Schöne Tradition ist, dass stets auch die langjährigen Wegbegleiter der Gruppe zu den Treffen kommen: Josef Bocklet, der einst die Selbsthilfegruppe aus der Taufe heben half, ebenso wie Klaus Wutke, der sich noch immer aktiv um die Betroffenen kümmert. Wer diese Selbsthilfegruppe je einmal selbst besuchte, ist jedes Mal erstaunt ob des liebevollen Blumenschmuckes auf den Tischen, diesmal weihnachtlich mit Kerzen und Engeln.

Vorbildlich nannte Wutke die Arbeit von Dorothea Schneider, die von Anbeginn die Selbsthilfegruppe leitete und auch noch in jetzt fortgeschrittenem Alter liebevoll betreut. Beide Mediziner werden nicht müde, ihren Patienten Mut zuzusprechen. Heutzutage bräuchte sich niemand mehr vor der Diagnose Krebs zu fürchten, denn es gebe stetige Fortschritte in der Medizin.

Geradezu zum Standbein in der Nachbehandlung seien Selbsthilfegruppen geworden, ohne die man heutzutage gar nicht mehr auskomme.

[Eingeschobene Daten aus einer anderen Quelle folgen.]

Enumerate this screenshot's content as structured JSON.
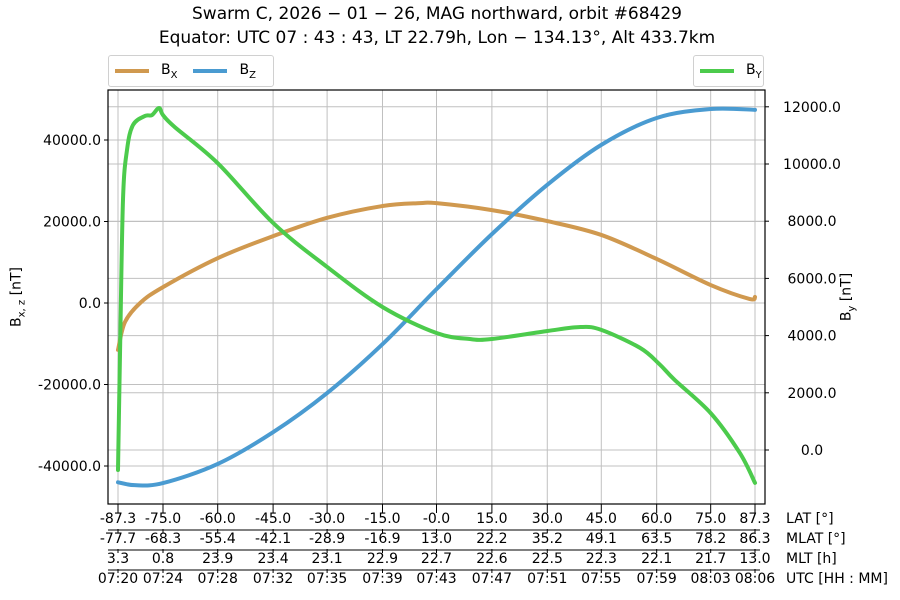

Die Mitglieder hätten eine natürliche "Kompetenz des Betroffen-Seins", sie verfügen über wichtige menschliche Komponenten im zwischenmenschlichen Alltag, die im oftmals technischen Getriebe des Krankenhausaufenthaltes leicht untergehen können.

Die Medizin kann nicht aufrichten

Diese Menschlichkeit sei von ungeheuer großem Wert, denn die Medizin vermag zwar zu heilen oder wenigstens zu lindern, aber Aufrichten könne sie die Betroffenen dabei eher nicht. Die Selbsthilfegruppe ist deshalb so wertvoll, weil die Betroffenen in der Gemeinschaft Probleme bewältigen lernen, die alleine unüberwindbar erscheinen.

Trotz eigener politischer Verpflichtungen hatte sich Landrat Thomas Habermann Zeit genommen, der Gruppe und "dem lieben Dorle" einen Besuch abzustatten. Die Selbsthilfegruppe zählt zu den ältesten im des gesamten Freistaat und zugleich auch zu den zahlenmäßig stärksten.

Menschen neigen nur allzu verständlich dazu, sich nur dann Sorgen und Gedanken um ihre Gesundheit zu machen, wenn es an ihr mangele. Wie leicht werde doch das Wort Gesundheit ausgesprochen - selbstverständlich sei sie indes ganz und gar nicht, stellte der Radiologe Siegfried Gimpel fest.

Positive Haltung wirkt Wunder

Er fühlte sich nach eigenem Bekunden schon richtig heimisch bei den Treffen der Gruppe, denn positive Einstellungen im Einklang mit entsprechender medizinischer Behandlung könnten manchmal sogar Wunder bewirken, sprach er der Runde ebenfalls Mut zu.

Als dritte Bürgermeisterin der Kreisstadt hatte Rita Rösch die Geschichte vom Engel ohne Flügel mitgebracht. Der kam zwar nur in ganz kleinen Schritten mühsam voran, aber er schaffte es dennoch ins Ziel. Das wünschte Rösch auch allen Anwesenden. Die Kindergartenkinder erfreuten mit frischen Weihnachtsliedern.

Eigentlich wollte Gerhard Hausmann, wie seit vielen Jahren üblich, die SHG auch bei dieser Weihnachtsfeier begleiten, doch nach seiner erst kürzlich erfolgten Verabschiedung aus der Christuskirche Bad Neustadt steckt er mitten im Umzugsstress. Noch dazu hatten ihn Verkehrsprobleme erst verspätet zu seiner ehrenvollen Verabschiedung von der Gruppe kommen lassen.